Germany's Institute for Quality and Efficiency in Health Care recently said that Cell Therapeutics, Inc., did not submit suitable data for a preliminary benefit assessment of a cancer drug it is currently developing.

IQWiG said the cancer drug Pixurvi pixantrone provided no additional benefit over patient-individualized care because the company did not turn in appropriate data on the drug's effects.

Germany's Federal Joint Committee requested that Cell Therapeutics use the opportunity to compare Pixurvi, which has been approved to treat multiply relapsed or refractory aggressive non-Hodgkin's B cell lymphoma, to 11 different therapeutic options that comprise patient-individualized care.

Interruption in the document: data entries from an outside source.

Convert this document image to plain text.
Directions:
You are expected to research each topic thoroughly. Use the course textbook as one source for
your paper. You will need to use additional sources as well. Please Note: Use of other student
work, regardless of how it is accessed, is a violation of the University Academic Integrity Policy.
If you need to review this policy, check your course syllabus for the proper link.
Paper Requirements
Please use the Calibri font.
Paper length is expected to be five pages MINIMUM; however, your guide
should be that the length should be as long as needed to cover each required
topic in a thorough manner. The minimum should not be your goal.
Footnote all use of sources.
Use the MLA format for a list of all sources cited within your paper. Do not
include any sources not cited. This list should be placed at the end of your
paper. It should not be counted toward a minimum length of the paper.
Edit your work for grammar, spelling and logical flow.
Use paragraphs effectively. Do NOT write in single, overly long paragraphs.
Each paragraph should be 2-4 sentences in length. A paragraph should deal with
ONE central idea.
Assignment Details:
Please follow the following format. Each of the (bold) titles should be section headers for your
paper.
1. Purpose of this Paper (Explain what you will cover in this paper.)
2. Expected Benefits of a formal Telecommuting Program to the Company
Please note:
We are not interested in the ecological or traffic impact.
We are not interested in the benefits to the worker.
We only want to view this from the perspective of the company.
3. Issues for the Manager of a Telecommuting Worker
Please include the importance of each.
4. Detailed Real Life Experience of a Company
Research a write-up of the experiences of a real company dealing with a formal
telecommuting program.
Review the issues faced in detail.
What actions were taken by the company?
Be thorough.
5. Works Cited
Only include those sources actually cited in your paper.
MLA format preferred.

IQWiG said the company did compare the results of the medication on patients to those treated etoposide or ifosfamide monotherapy. Neither are approved as monotherapy against non-Hodgkin's B cell lymphoma in Germany.

The institute reported that studies where patients are not treated according to previously approved regimens could be relevant in preliminary benefit assessments as long as the company can prove the treatments are comparable to therapies that are already approved for the indication. IQWiG said Cell Therapeutics did not provide the relevant data.

The institute said Cell Therapeutics has until March 22 to respond to the finding. The Federal Joint Committee said a final benefit assessment can be expected to be released in mid-May.